Verify that the contents in the datavirtualization.env file contains the following information.
- JAVA_HOME: This is the path where Java is installed on your machine.
- DATAVIRTUALIZATION_INSTALL: This is the file path for datavirtualization.env.
- KRB5_CONFIG: This is the file path of your newly created krb5.conf configuration file.
The following is an example of the text that your file might contain.
- ```
JAVA_HOME="/root/jdk-21.0.3+9"
```
- ```
DATAVIRTUALIZATION_INSTALL="/root/dv_endpoint"
```
- ```
KRB5_CONFIG=/etc/hive_krb5.conf
```

Replace the parameters in this stored procedure and then run it in Run SQL. In addition, replace <Data_source> with Hive, Impala or SparkSQL.

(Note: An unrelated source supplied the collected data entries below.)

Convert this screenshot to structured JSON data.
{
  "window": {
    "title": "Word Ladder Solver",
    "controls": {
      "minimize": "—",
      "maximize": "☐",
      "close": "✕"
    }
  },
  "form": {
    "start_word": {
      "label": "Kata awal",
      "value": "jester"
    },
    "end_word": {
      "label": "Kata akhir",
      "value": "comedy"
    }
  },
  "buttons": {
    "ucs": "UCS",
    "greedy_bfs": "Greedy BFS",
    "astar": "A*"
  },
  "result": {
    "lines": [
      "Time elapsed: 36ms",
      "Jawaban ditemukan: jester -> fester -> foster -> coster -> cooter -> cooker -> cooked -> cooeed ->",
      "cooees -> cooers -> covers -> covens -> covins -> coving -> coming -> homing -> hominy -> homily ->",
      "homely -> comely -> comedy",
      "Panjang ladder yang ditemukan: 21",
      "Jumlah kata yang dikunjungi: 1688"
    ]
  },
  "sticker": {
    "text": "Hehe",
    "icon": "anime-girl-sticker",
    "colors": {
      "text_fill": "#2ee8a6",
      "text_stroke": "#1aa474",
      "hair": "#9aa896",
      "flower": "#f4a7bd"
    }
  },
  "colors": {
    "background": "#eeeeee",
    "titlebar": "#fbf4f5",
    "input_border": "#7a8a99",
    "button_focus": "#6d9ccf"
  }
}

call dvsys.setrdbcx('<Data_source>', '<host_name>', <db_port>, '<database_name>', '', '', '', <use_SSL>, <validate_cert>, '', '<SSL_certificate>', '<RemoteAgentName:Port>', 'UserPrincipal=<User_principal>,ServicePrincipal=<Service_principal>,Keytab=<Keytab_info>', ?, ?, ?)

For more information on the parameters, see setRdbcX stored procedure (Variation 2).

The following is an example of the stored procedure.

call dvsys.setrdbcx('SparkSQL', 'krbds-hive.fyre.ibm.com', 10000, 'sparkdb01', '', '', '', 0, 0, '', '', 'RA_FOR_KRB:6415', 'UserPrincipal=spark/xxxx.fyre.ibm.com@IBM.COM,ServicePrincipal=hive/xxx.fyre.ibm.com@IBM.COM,Keytab=XXXXXXEQAQcheKq6W+vSDlrJ1GSZAITwAAAAIAAABMAAIAB0lCTS5DT00ABXNwYXJrABdrcmJkcy1oaXZlLmZ5cmUuaWJtLmNvbQAAAAFlHD9NAgAXABBTo30Yd3yTHr8rzj8V9lGKAAAAAgAAAFwAAgAHSUJNLkNPTQAFc3BhcmsAF2tyYmRzLWhpdmUuZnlyZS5pYm0uY29tAAAAAWUcP00CABoAIJNL0pQT6SkPC+JfILB+yq3rcCQo/6uRfLuBSPUmlS6XAAAAAgAAAEwAAgAHSUJNLkNPTQAFc3BhcmsAF2tyYmRzLWhpdmUuZnlyZS5pYm0uY29tAAAAAWUcP00CABkAEAa0R7FrW9AX+Q4GfmCLiG4AAAAC', ?, ?, ?)

Check whether the stored procedure was successful by selecting the Results tab, and then checking the Output value column.
- A successful output has an integer of 1.
- An unsuccessful output has an integer of 0. Verify the previous configuration steps again.